We believe the finding of a two-sided ‘waiting time paradox’ (lower odds of advanced CRC for very long primary care intervals and higher odds of advanced CRC for very short secondary care intervals) reflects confounding by indication, a bias stemming from the inherent difference in the prognosis of patients given different medical priority in primary care vs specialist care.

In primary care, PCPs will expedite patients using a fast-track cancer patient pathway or emergency admission if the patient’s ill-health is obvious. At the same time, PCPs may be more reluctant to refer those with low-risk symptoms, leading to use of normal waiting list referral or watchful-waiting. As many patients in primary care do not fall squarely into either of these categories, delays should be less contingent upon prognosis and thus more randomly distributed in the large group of intermediate patients. We, therefore, propose that the observed increasing odds of advanced CRC with longer primary care intervals up to 90 days reflects the actual effect of primary care delays.

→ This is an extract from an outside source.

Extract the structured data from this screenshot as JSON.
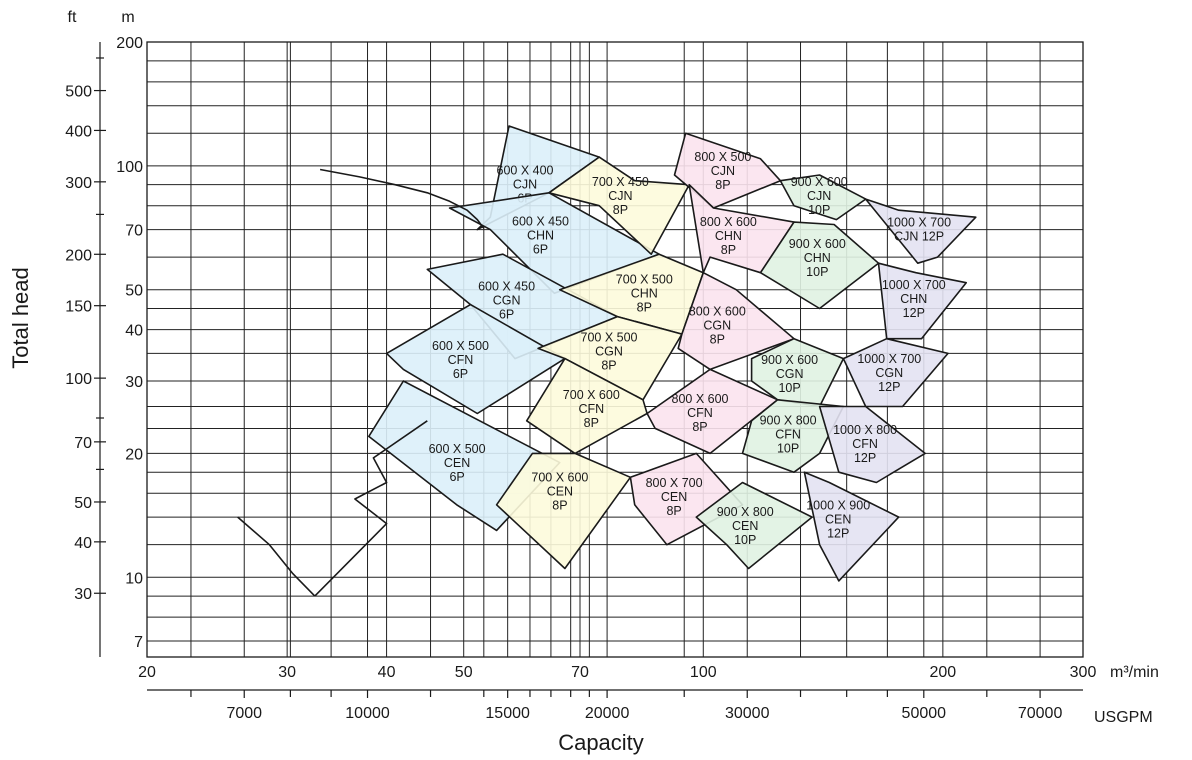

In contrast, when a patient is first seen in specialist care, primary care triage has already taken place—making the probability of CRC higher. Furthermore, the specialist’s greater clinical experience of patients with CRC and ready access to hospital-based investigations ensures that patients with advanced disease attending specialist care are diagnosed and treated very quickly; those with less advanced disease are managed less urgently. Hence, negative bias (where the observed effect is lower than the true value) probably explains the decreasing odds of advanced CRC with time and may explain why many CRC studies to date have failed to reject the null-hypothesis of no association between delays and outcome (Ramos et al, 2007, 2008; Neal et al, 2015). As with previous studies, we found no clear association between the total diagnostic interval and stage, presumably due to the conflicting selection-effects of primary care and secondary care intervals. As a final, tentative point, we propose that the observation of increasing odds of advanced CRC with secondary care intervals longer than 60 days could reflect the effect of false negative tests or unnecessary delays in investigation and/or treatment.

Clinical implications

We cannot define a specific ‘safe’ waiting time as the length of the primary care interval appears to have a negative impact from day one. It follows that patients with CRC, without alarm symptoms at presentation, are most at risk of a prolonged diagnostic interval.

Cancer diagnostic delays cannot be completely eradicated, so resources must be used proportionately to the objective of finding cancer sooner. Reducing the primary care interval by lowering the threshold for urgent referral and enabling easier direct access to investigations by PCPs, may provide the greatest benefit, as other recent studies indicate (Maclean et al, 2015; Moller et al, 2015).

The study displays the immense complexity and difficulty of diagnosing cancer. Further research on similar combined data sets from longitudinal studies, using the same novel analytical approach, should now be conducted to confirm the relative impact of primary and secondary care diagnostic intervals on outcomes in patients with other cancers.

Conclusion

This study provides evidence that longer primary care and secondary care intervals are associated with more advanced CRC. The finding of similar trends when using different sources of information, for different time periods and in different health-care systems (of Scotland, England, Canada, Denmark and Spain) strengthens the belief that the results can be generalised to other health-care systems around the world.